Geran ocultó su decepción tras una pequeña inclinación de cabeza. Se dio cuenta de que era reacio a separarse de Nimessa tan pronto. En cuanto la acompañara a la propiedad de los Sokol, volvería a encontrarse entre la gente y el entorno que le eran familiares. Intentaría contactar con ella pasados unos cuantos días, y si se había recuperado todo lo bien que él esperaba, entonces la dejaría a su aire. Tal vez fuera lo mejor.

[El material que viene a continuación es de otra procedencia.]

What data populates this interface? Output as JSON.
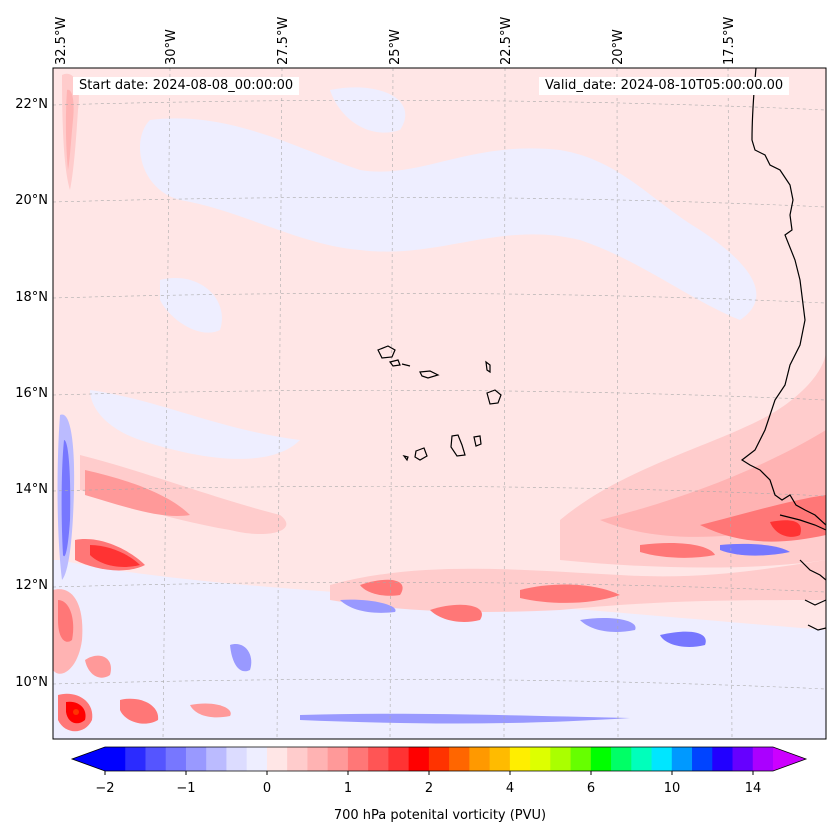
{
  "map": {
    "start_date": "Start date: 2024-08-08_00:00:00",
    "valid_date": "Valid_date: 2024-08-10T05:00:00.00",
    "longitude_labels": [
      "32.5°W",
      "30°W",
      "27.5°W",
      "25°W",
      "22.5°W",
      "20°W",
      "17.5°W"
    ],
    "latitude_labels": [
      "22°N",
      "20°N",
      "18°N",
      "16°N",
      "14°N",
      "12°N",
      "10°N"
    ],
    "background_color": "#ffe6e6",
    "gridlines": true
  },
  "colorbar": {
    "label": "700 hPa potenital vorticity (PVU)",
    "tick_labels": [
      "−2",
      "−1",
      "0",
      "1",
      "2",
      "4",
      "6",
      "10",
      "14"
    ],
    "colors": [
      "#0000ff",
      "#2b2bff",
      "#5555ff",
      "#7777ff",
      "#9999ff",
      "#bbbbff",
      "#dcdcff",
      "#eeeeff",
      "#ffe6e6",
      "#ffcccc",
      "#ffb3b3",
      "#ff9999",
      "#ff7777",
      "#ff5555",
      "#ff3333",
      "#ff0000",
      "#ff3300",
      "#ff6600",
      "#ff9900",
      "#ffbb00",
      "#ffee00",
      "#ddff00",
      "#aaff00",
      "#66ff00",
      "#00ff00",
      "#00ff66",
      "#00ffbb",
      "#00e6ff",
      "#0099ff",
      "#0044ff",
      "#2200ff",
      "#6600ff",
      "#aa00ff"
    ],
    "extend_low_color": "#0000ff",
    "extend_high_color": "#cc00ff"
  }
}
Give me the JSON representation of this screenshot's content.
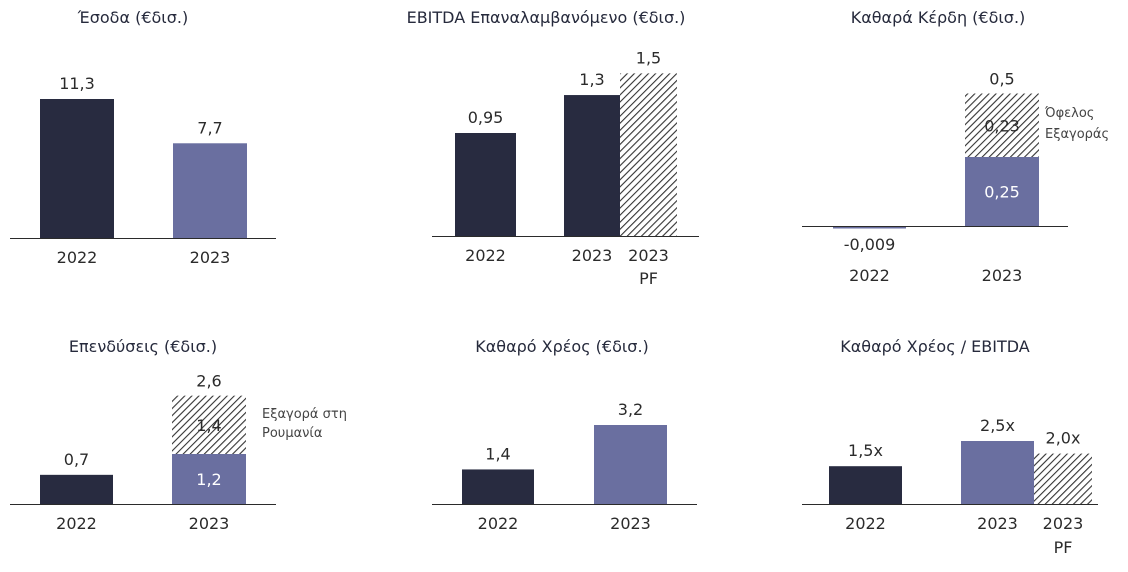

Pero por otra parte… Durante dos años lo había perseguido el recuerdo de Alliere. Tal vez en el fondo esperaba que Nimessa no estuviera interesada, simplemente para poder seguir soñando con la princesa a la que jamás volvería a ver. ¿O acaso era que tenía miedo de lo que pudiera pensar Mirya Erstenwold si empezase a cortejarla? Sin que lo viera Nimessa, frunció el entrecejo, entristecido por sus cavilaciones. Jamás le había resultado fácil desentrañar cómo funcionaba su propio corazón. Todo lo que sabía era que se había pasado dos años viviendo como un monje enclaustrado porque Alliere le había roto el corazón, y Nimessa Sokol le recordaba que quería liberarse de su fantasma.

Aplicó los talones a los costados de su caballo.

—El establecimiento Sokol no está lejos de aquí. Permíteme que te acompañe a casa.